19. A computer program enabling the carrying out of a method in accordance with claim 1.

20. A record carrier on which a computer program in accordance with claim 19 is stored.

21. A broadcast monitoring method comprising: receiving broadcast information signals each comprising a respective sequence of data frames having a respective frame rate; generating respective fingerprints of the received signals using a method in accordance with claim 1 ; comparing the generated fingerprints with fingerprints stored in a database (65) to determine the identities of the contents of the information signals; and generating play lists using the determined identities.

22. A filtering method comprising: generating a fingerprint of an information signal using a method in accordance with claim 1 ; comparing the generated fingerprint with fingerprints stored in a database (65) to determine an identity of the content of the information signal; and using the determined identity to determine whether to allow or block transmission of the information signal to a destination.

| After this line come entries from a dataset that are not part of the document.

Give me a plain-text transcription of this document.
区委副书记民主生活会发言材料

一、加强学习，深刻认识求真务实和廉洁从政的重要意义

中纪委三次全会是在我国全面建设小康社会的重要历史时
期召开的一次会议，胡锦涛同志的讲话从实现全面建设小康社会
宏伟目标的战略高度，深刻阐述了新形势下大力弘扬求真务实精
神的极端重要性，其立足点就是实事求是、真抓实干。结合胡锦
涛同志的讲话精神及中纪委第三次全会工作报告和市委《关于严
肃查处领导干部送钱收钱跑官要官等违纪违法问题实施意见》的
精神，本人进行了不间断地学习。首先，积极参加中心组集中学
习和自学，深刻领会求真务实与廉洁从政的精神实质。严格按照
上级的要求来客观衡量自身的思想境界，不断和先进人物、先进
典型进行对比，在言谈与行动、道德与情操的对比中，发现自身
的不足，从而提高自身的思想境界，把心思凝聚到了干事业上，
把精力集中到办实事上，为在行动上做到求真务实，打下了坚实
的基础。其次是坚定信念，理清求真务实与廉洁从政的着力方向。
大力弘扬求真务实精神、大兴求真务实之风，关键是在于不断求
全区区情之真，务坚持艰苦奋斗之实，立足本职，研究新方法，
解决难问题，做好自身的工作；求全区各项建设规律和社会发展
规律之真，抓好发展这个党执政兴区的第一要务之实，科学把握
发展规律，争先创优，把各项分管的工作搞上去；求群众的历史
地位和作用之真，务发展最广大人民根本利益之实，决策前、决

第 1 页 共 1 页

23. An automatic indexing method comprising: generating a fingerprint of an information signal stored in a file using a method in accordance with claim 1 ; comparing the generated fingerprint with fingerprints stored in a database (65) to determine an identity of the content of the information signal; and using the determined identity to label the file.

24. A selective recording method comprising: generating a fingerprint of an information signal using a method in accordance with claim 1 ; comparing the generated fingerprint with fingerprints stored in a database (65) to determine an identity of the content of the information signal; and using the determined identity to determine whether to record the information signal.

25. A method of detecting tampering with or an error in transmission of an information signal, the method comprising: generating a fingerprint of an information signal using a method in accordance with claim 1 ; comparing the generated fingerprint with fingerprints stored in a database (65); and using the results of the comparison to determine whether or not the information signal is a tampered signal or if a transmission error has occurred.